TOPSHOT - An Iraqi boy rides a bicycle in west Mosul's al-Saha neighbourhood on May 29, 2017 as smokes billows during ongoing battles by Iraqi forces to retake the city from Islamic State (IS) group fighters. Iraqi forces pressed forward with a broad offensive targeting Islamic State group-held areas in …

The spokesman for American operations against the Islamic State (ISIS/ISIL) in Iraq and Syria declined to predict when the U.S.-backed local troops would retake Mosul, suggesting the final battle to liberate the Iraqi city may be long.

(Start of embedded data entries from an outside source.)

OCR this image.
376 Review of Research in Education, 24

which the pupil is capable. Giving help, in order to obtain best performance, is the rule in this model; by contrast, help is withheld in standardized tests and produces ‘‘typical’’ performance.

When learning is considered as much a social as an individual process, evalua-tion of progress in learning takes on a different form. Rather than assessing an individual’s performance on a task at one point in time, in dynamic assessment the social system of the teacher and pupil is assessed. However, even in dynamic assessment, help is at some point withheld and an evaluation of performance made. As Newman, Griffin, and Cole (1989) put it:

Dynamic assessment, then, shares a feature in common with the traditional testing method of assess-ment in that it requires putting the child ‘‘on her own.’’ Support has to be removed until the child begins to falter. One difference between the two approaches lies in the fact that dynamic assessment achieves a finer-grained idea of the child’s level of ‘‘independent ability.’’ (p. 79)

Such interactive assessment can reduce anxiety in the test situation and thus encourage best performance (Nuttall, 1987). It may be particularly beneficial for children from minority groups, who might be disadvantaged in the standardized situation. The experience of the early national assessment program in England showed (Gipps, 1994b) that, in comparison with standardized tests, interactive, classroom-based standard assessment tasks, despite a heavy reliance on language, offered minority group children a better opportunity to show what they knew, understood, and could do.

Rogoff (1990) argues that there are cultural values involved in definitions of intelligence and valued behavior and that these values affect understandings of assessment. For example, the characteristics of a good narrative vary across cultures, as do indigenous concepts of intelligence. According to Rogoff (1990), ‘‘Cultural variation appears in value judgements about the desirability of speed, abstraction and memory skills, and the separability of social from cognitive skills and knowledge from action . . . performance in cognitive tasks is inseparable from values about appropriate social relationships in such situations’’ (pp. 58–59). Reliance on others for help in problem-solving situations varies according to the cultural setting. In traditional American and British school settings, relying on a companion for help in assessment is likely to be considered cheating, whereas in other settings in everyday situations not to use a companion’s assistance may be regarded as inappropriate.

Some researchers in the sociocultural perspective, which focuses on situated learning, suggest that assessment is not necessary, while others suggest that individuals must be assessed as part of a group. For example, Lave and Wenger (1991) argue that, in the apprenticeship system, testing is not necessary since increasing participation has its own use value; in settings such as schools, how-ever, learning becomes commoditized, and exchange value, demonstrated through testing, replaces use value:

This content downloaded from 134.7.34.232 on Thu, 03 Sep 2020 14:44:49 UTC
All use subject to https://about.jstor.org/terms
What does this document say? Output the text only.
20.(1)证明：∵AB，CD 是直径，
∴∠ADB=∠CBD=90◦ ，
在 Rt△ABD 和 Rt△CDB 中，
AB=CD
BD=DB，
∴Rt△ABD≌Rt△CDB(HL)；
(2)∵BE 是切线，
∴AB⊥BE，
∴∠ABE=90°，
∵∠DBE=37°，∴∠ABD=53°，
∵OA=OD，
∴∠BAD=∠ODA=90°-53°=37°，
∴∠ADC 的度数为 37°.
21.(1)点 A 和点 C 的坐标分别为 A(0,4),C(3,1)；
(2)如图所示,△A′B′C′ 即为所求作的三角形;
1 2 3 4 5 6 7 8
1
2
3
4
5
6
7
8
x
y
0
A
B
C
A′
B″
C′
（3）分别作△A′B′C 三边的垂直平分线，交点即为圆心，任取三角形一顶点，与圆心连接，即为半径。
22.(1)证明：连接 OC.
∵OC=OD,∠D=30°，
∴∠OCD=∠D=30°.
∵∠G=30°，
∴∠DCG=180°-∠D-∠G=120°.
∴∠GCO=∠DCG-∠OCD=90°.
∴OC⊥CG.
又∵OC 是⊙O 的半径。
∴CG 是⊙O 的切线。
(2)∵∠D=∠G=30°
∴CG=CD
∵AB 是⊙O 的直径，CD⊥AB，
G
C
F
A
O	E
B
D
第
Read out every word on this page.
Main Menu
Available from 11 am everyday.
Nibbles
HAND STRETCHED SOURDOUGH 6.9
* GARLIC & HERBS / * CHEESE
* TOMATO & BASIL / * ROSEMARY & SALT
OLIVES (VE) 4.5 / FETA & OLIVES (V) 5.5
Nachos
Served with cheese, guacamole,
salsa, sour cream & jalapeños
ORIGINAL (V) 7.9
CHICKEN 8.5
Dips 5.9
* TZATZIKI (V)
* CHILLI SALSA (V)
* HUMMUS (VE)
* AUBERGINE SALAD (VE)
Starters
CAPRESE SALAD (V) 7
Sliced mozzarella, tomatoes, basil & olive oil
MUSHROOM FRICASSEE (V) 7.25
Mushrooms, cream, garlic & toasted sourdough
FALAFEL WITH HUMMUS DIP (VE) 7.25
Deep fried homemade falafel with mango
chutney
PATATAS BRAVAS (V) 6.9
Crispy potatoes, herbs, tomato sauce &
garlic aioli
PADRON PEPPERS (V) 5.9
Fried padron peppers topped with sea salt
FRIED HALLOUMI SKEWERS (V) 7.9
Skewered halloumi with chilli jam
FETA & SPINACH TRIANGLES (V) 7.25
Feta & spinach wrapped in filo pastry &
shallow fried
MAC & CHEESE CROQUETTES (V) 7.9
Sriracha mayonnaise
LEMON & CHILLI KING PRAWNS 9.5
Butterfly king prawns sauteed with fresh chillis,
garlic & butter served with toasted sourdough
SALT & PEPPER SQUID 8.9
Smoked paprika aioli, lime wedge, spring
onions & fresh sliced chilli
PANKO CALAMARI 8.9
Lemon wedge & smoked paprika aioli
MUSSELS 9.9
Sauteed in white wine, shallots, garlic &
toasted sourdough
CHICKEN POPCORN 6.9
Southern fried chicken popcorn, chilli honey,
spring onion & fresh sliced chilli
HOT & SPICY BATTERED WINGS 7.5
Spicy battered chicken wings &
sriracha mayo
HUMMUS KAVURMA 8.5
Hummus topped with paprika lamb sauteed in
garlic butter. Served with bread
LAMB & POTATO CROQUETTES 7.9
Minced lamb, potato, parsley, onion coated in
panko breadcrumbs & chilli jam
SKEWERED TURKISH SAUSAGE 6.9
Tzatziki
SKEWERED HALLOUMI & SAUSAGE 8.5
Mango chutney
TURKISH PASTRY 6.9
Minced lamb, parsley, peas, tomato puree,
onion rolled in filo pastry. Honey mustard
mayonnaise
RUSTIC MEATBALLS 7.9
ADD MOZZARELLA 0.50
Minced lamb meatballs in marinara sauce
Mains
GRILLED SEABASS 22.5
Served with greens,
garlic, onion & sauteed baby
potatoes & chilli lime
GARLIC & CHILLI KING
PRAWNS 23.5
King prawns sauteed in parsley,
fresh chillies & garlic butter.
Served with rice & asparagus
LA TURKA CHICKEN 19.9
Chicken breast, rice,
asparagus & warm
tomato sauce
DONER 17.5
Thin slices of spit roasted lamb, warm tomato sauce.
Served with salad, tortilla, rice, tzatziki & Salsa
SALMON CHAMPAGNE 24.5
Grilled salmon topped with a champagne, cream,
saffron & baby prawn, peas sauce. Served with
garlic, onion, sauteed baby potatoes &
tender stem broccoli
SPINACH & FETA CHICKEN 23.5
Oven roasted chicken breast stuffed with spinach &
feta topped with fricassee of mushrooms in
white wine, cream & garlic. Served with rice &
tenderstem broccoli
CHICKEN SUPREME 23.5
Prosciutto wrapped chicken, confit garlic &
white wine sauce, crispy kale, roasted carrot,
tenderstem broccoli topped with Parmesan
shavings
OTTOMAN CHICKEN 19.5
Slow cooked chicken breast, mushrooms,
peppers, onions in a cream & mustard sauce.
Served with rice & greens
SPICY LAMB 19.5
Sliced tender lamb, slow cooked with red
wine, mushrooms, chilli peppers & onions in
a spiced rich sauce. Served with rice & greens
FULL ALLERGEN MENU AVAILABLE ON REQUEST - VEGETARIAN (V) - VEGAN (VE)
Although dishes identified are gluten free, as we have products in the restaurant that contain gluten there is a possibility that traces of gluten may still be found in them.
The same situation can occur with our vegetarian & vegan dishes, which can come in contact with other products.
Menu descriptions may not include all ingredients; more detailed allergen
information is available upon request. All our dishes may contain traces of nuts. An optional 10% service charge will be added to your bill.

“They will liberate Mosul — it’s just a matter of time when that’s going to happen — but I’m not going to put a timeline on that for them,” American Col. Ryan Dillon, a spokesman for anti-ISIS coalition against ISIS in Iraq and Syria, told reporters in London.

“I am confident they will retake Mosul,” he added. “This is inevitable. It will happen.”

The U.S.-backed Iraqi military and their allies – which include Iran-allied Shiite militiamen and Kurdish fighters, among others – launched the Mosul offensive in October 2016.

Although Iraqi officials foresaw success within a few months, ISIS jihadists have managed to hold onto strategically important parts of western Mosul.

At the beginning of the year, the U.S.-backed forces recaptured the eastern part of the besieged city.

Col. Dillon attributed the slow pace of the ongoing Mosul operation to efforts to minimize civilian casualties as well as ISIS’s determination to use human shields, booby traps, and suicide bombers.

“West Mosul is arguably the most complex and dangerous combat urban environment that any force has seen in decades,” declared the American colonel.

His comments came as the Iraqi forces, supported by American advisers and air power, were preparing to begin what they hope will be the final effort to push ISIS out of Mosul, the second-largest city in Iraq.

CBS News reports:

Over the past couple of days, there has been an uptick in the hostilities between both sides after the Iraqi forces announced a launch of a new offensive to take over the old city. Now we have three Iraqi forces coming from the south, the north and the west putting the pinch on ISIS fighters who remain [in Mosul] — and they are pinned up against the Tigris River.

The Old City itself is densely populated and tightly packed with narrow roads and alleyways that make it difficult if not impossible for Iraqi forces’ armored vehicles or heavy equipment to get into. That means Iraqi forces are going to get to get out and fight this battle on foot. And that gives ISIS something of an advantage.

Only an estimated couple of hundred ISIS jihadists remain in the city, down from about 3,000 to 5,000 at the start of the operation.

There are still between 250,000 and 550,000 civilians in Mosul, said Col. Dillon.

In March, Iraqi Lt. Gen. Talib Shaghati, the chief of Iraq’s elite Counter Terrorism Service (CTS), predicted that Mosul would fall “within a month.”